What their acceleration is, in this case, is how their velocity changes with respect to time.
To know the change in angle over time would, of course, require we know the radius.

16. Oct 19, 2009

### Staff: Mentor

Velocity can change in magnitude or direction.
Precisely the point.

17. Oct 19, 2009

### RoyalCat

And again, that is irrelevant as you are asked for the linear acceleration, and not the angular acceleration.

The direction of the velocity does not change, since the acceleration of these points is always directed in the same direction as the velocity.

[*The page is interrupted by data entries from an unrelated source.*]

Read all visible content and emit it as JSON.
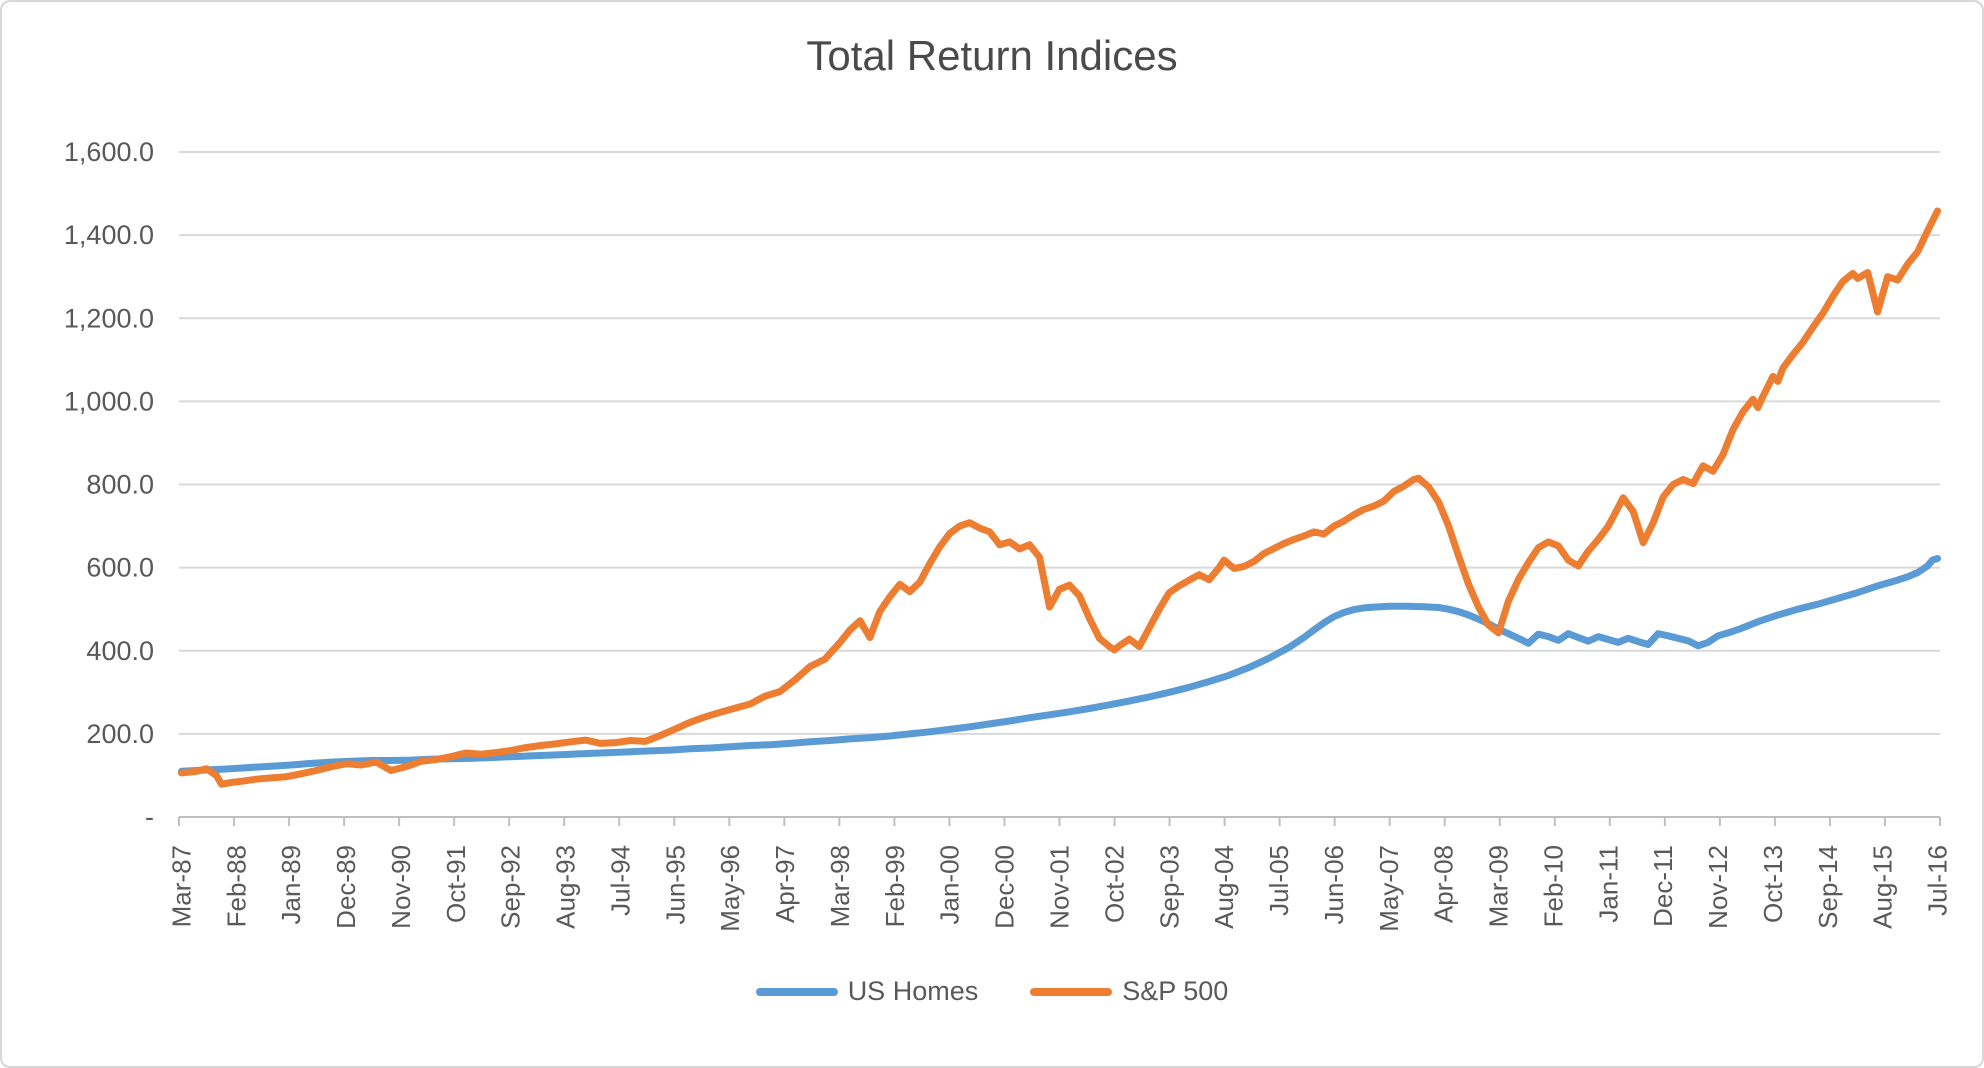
{
  "chart_data": {
    "type": "line",
    "title": "Total Return Indices",
    "legend_position": "bottom",
    "x_axis": {
      "unit": "months since Mar-1987",
      "months_total": 353,
      "tick_interval_months": 11,
      "tick_labels": [
        "Mar-87",
        "Feb-88",
        "Jan-89",
        "Dec-89",
        "Nov-90",
        "Oct-91",
        "Sep-92",
        "Aug-93",
        "Jul-94",
        "Jun-95",
        "May-96",
        "Apr-97",
        "Mar-98",
        "Feb-99",
        "Jan-00",
        "Dec-00",
        "Nov-01",
        "Oct-02",
        "Sep-03",
        "Aug-04",
        "Jul-05",
        "Jun-06",
        "May-07",
        "Apr-08",
        "Mar-09",
        "Feb-10",
        "Jan-11",
        "Dec-11",
        "Nov-12",
        "Oct-13",
        "Sep-14",
        "Aug-15",
        "Jul-16"
      ]
    },
    "y_axis": {
      "min": 0,
      "max": 1600,
      "gridline_step": 200,
      "gridlines": true,
      "tick_labels": [
        "-",
        "200.0",
        "400.0",
        "600.0",
        "800.0",
        "1,000.0",
        "1,200.0",
        "1,400.0",
        "1,600.0"
      ]
    },
    "series": [
      {
        "name": "US Homes",
        "color": "#5B9BD5",
        "points": [
          [
            0,
            110
          ],
          [
            5,
            113
          ],
          [
            8,
            115
          ],
          [
            11,
            117
          ],
          [
            15,
            120
          ],
          [
            18,
            122
          ],
          [
            22,
            125
          ],
          [
            26,
            129
          ],
          [
            30,
            132
          ],
          [
            34,
            134
          ],
          [
            38,
            136
          ],
          [
            42,
            136
          ],
          [
            46,
            137
          ],
          [
            50,
            139
          ],
          [
            54,
            140
          ],
          [
            58,
            141
          ],
          [
            62,
            143
          ],
          [
            66,
            145
          ],
          [
            70,
            147
          ],
          [
            74,
            149
          ],
          [
            78,
            151
          ],
          [
            82,
            153
          ],
          [
            86,
            155
          ],
          [
            90,
            157
          ],
          [
            94,
            159
          ],
          [
            98,
            161
          ],
          [
            102,
            164
          ],
          [
            106,
            166
          ],
          [
            110,
            169
          ],
          [
            114,
            172
          ],
          [
            118,
            174
          ],
          [
            122,
            177
          ],
          [
            126,
            181
          ],
          [
            130,
            184
          ],
          [
            134,
            188
          ],
          [
            138,
            191
          ],
          [
            142,
            195
          ],
          [
            146,
            200
          ],
          [
            150,
            205
          ],
          [
            154,
            211
          ],
          [
            158,
            217
          ],
          [
            162,
            224
          ],
          [
            166,
            231
          ],
          [
            170,
            239
          ],
          [
            174,
            246
          ],
          [
            178,
            253
          ],
          [
            182,
            261
          ],
          [
            186,
            270
          ],
          [
            190,
            279
          ],
          [
            194,
            289
          ],
          [
            198,
            300
          ],
          [
            202,
            312
          ],
          [
            206,
            326
          ],
          [
            210,
            341
          ],
          [
            214,
            360
          ],
          [
            218,
            382
          ],
          [
            222,
            408
          ],
          [
            225,
            432
          ],
          [
            227,
            450
          ],
          [
            229,
            467
          ],
          [
            231,
            482
          ],
          [
            233,
            492
          ],
          [
            235,
            499
          ],
          [
            237,
            503
          ],
          [
            239,
            505
          ],
          [
            242,
            507
          ],
          [
            246,
            507
          ],
          [
            249,
            506
          ],
          [
            252,
            504
          ],
          [
            254,
            500
          ],
          [
            256,
            494
          ],
          [
            258,
            486
          ],
          [
            260,
            476
          ],
          [
            262,
            465
          ],
          [
            264,
            452
          ],
          [
            266,
            441
          ],
          [
            268,
            430
          ],
          [
            270,
            418
          ],
          [
            272,
            440
          ],
          [
            274,
            434
          ],
          [
            276,
            425
          ],
          [
            278,
            441
          ],
          [
            280,
            432
          ],
          [
            282,
            423
          ],
          [
            284,
            434
          ],
          [
            286,
            427
          ],
          [
            288,
            420
          ],
          [
            290,
            430
          ],
          [
            292,
            422
          ],
          [
            294,
            415
          ],
          [
            296,
            441
          ],
          [
            298,
            436
          ],
          [
            300,
            430
          ],
          [
            302,
            424
          ],
          [
            304,
            412
          ],
          [
            306,
            420
          ],
          [
            308,
            436
          ],
          [
            310,
            443
          ],
          [
            312,
            451
          ],
          [
            314,
            460
          ],
          [
            316,
            470
          ],
          [
            318,
            478
          ],
          [
            320,
            486
          ],
          [
            322,
            493
          ],
          [
            324,
            500
          ],
          [
            326,
            506
          ],
          [
            328,
            512
          ],
          [
            330,
            519
          ],
          [
            332,
            526
          ],
          [
            334,
            533
          ],
          [
            336,
            540
          ],
          [
            338,
            548
          ],
          [
            340,
            556
          ],
          [
            342,
            563
          ],
          [
            344,
            570
          ],
          [
            346,
            578
          ],
          [
            348,
            588
          ],
          [
            350,
            604
          ],
          [
            351,
            618
          ],
          [
            352,
            622
          ]
        ]
      },
      {
        "name": "S&P 500",
        "color": "#ED7D31",
        "points": [
          [
            0,
            106
          ],
          [
            3,
            110
          ],
          [
            5,
            116
          ],
          [
            7,
            100
          ],
          [
            8,
            79
          ],
          [
            10,
            83
          ],
          [
            12,
            86
          ],
          [
            15,
            91
          ],
          [
            18,
            94
          ],
          [
            21,
            97
          ],
          [
            24,
            104
          ],
          [
            27,
            112
          ],
          [
            30,
            121
          ],
          [
            33,
            128
          ],
          [
            36,
            125
          ],
          [
            39,
            132
          ],
          [
            42,
            112
          ],
          [
            44,
            118
          ],
          [
            46,
            125
          ],
          [
            48,
            134
          ],
          [
            51,
            138
          ],
          [
            54,
            145
          ],
          [
            57,
            154
          ],
          [
            60,
            151
          ],
          [
            63,
            155
          ],
          [
            66,
            160
          ],
          [
            69,
            167
          ],
          [
            72,
            172
          ],
          [
            75,
            176
          ],
          [
            78,
            181
          ],
          [
            81,
            185
          ],
          [
            84,
            177
          ],
          [
            87,
            179
          ],
          [
            90,
            184
          ],
          [
            93,
            182
          ],
          [
            96,
            196
          ],
          [
            99,
            212
          ],
          [
            102,
            228
          ],
          [
            105,
            241
          ],
          [
            108,
            252
          ],
          [
            111,
            262
          ],
          [
            114,
            272
          ],
          [
            117,
            291
          ],
          [
            120,
            302
          ],
          [
            123,
            330
          ],
          [
            126,
            362
          ],
          [
            129,
            380
          ],
          [
            132,
            420
          ],
          [
            134,
            450
          ],
          [
            136,
            472
          ],
          [
            138,
            432
          ],
          [
            140,
            495
          ],
          [
            142,
            530
          ],
          [
            144,
            560
          ],
          [
            146,
            542
          ],
          [
            148,
            565
          ],
          [
            150,
            610
          ],
          [
            152,
            650
          ],
          [
            154,
            682
          ],
          [
            156,
            700
          ],
          [
            158,
            708
          ],
          [
            160,
            695
          ],
          [
            162,
            686
          ],
          [
            164,
            655
          ],
          [
            166,
            662
          ],
          [
            168,
            645
          ],
          [
            170,
            655
          ],
          [
            172,
            625
          ],
          [
            174,
            505
          ],
          [
            176,
            548
          ],
          [
            178,
            558
          ],
          [
            180,
            532
          ],
          [
            182,
            478
          ],
          [
            184,
            430
          ],
          [
            186,
            410
          ],
          [
            187,
            402
          ],
          [
            188,
            412
          ],
          [
            190,
            428
          ],
          [
            192,
            410
          ],
          [
            194,
            455
          ],
          [
            196,
            500
          ],
          [
            198,
            540
          ],
          [
            200,
            556
          ],
          [
            202,
            570
          ],
          [
            204,
            583
          ],
          [
            206,
            571
          ],
          [
            208,
            600
          ],
          [
            209,
            618
          ],
          [
            211,
            598
          ],
          [
            213,
            603
          ],
          [
            215,
            615
          ],
          [
            217,
            634
          ],
          [
            219,
            646
          ],
          [
            221,
            658
          ],
          [
            223,
            668
          ],
          [
            225,
            676
          ],
          [
            227,
            686
          ],
          [
            229,
            681
          ],
          [
            231,
            700
          ],
          [
            233,
            712
          ],
          [
            235,
            727
          ],
          [
            237,
            740
          ],
          [
            239,
            748
          ],
          [
            241,
            760
          ],
          [
            243,
            783
          ],
          [
            245,
            796
          ],
          [
            247,
            812
          ],
          [
            248,
            815
          ],
          [
            250,
            794
          ],
          [
            252,
            758
          ],
          [
            254,
            700
          ],
          [
            256,
            628
          ],
          [
            258,
            560
          ],
          [
            260,
            505
          ],
          [
            262,
            462
          ],
          [
            264,
            443
          ],
          [
            266,
            520
          ],
          [
            268,
            572
          ],
          [
            270,
            612
          ],
          [
            272,
            648
          ],
          [
            274,
            662
          ],
          [
            276,
            652
          ],
          [
            278,
            618
          ],
          [
            280,
            604
          ],
          [
            282,
            640
          ],
          [
            284,
            668
          ],
          [
            286,
            700
          ],
          [
            288,
            745
          ],
          [
            289,
            768
          ],
          [
            291,
            735
          ],
          [
            293,
            660
          ],
          [
            295,
            708
          ],
          [
            297,
            770
          ],
          [
            299,
            800
          ],
          [
            301,
            812
          ],
          [
            303,
            802
          ],
          [
            305,
            845
          ],
          [
            307,
            832
          ],
          [
            309,
            872
          ],
          [
            311,
            932
          ],
          [
            313,
            975
          ],
          [
            315,
            1005
          ],
          [
            316,
            985
          ],
          [
            317,
            1012
          ],
          [
            319,
            1060
          ],
          [
            320,
            1048
          ],
          [
            321,
            1080
          ],
          [
            323,
            1112
          ],
          [
            325,
            1142
          ],
          [
            327,
            1178
          ],
          [
            329,
            1212
          ],
          [
            331,
            1252
          ],
          [
            333,
            1288
          ],
          [
            335,
            1308
          ],
          [
            336,
            1296
          ],
          [
            338,
            1310
          ],
          [
            340,
            1215
          ],
          [
            342,
            1300
          ],
          [
            344,
            1292
          ],
          [
            346,
            1330
          ],
          [
            348,
            1360
          ],
          [
            350,
            1410
          ],
          [
            352,
            1458
          ]
        ]
      }
    ],
    "style": {
      "gridline_color": "#d9d9d9",
      "axis_line_color": "#bfbfbf",
      "axis_label_color": "#595959",
      "title_color": "#4a4a4a",
      "line_width": 7
    }
  }
}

You even used that as a premise for solving for the velocities.

For rolling motion without sliding:

$$V_{CM}=\omega R$$

$$a_{CM}=\alpha R$$

With respect to the center of mass:
$$V_{tangential}=\omega R$$
$$a_{tangential}=\alpha R$$

Vector addition can help us find the velocities and accelerations with respect to the original frame of reference in which the wheel does not slide.

18. Oct 19, 2009

### turin

A changing angle leads to a linear (radial) acceleration. The angle and radius together provide the linear magnitude, which is why we either need to know the radius, or how to determine it.

This is incorrect. The essence of rotation is a contantly changing direction.

19. Oct 19, 2009

### Staff: Mentor

The question asks for the acceleration of the specified points.

Why would you think that? It's rolling!

No I didn't.

20. Oct 19, 2009

### RoyalCat

You assumed that the velocity of the top-most point is pointing in the direction of velocity of the center of mass. The acceleration would therefore have to be in the direction of the movement, otherwise you would have no way to tell the direction of the velocity.

Oh! I get it now! You need the radius to find the radial acceleration, which you would then sum up with the known tangential acceleration to find the acceleration of the specified points.

Heh, the magic of italics made it click for me.

Is that what you meant, or do I still not understand?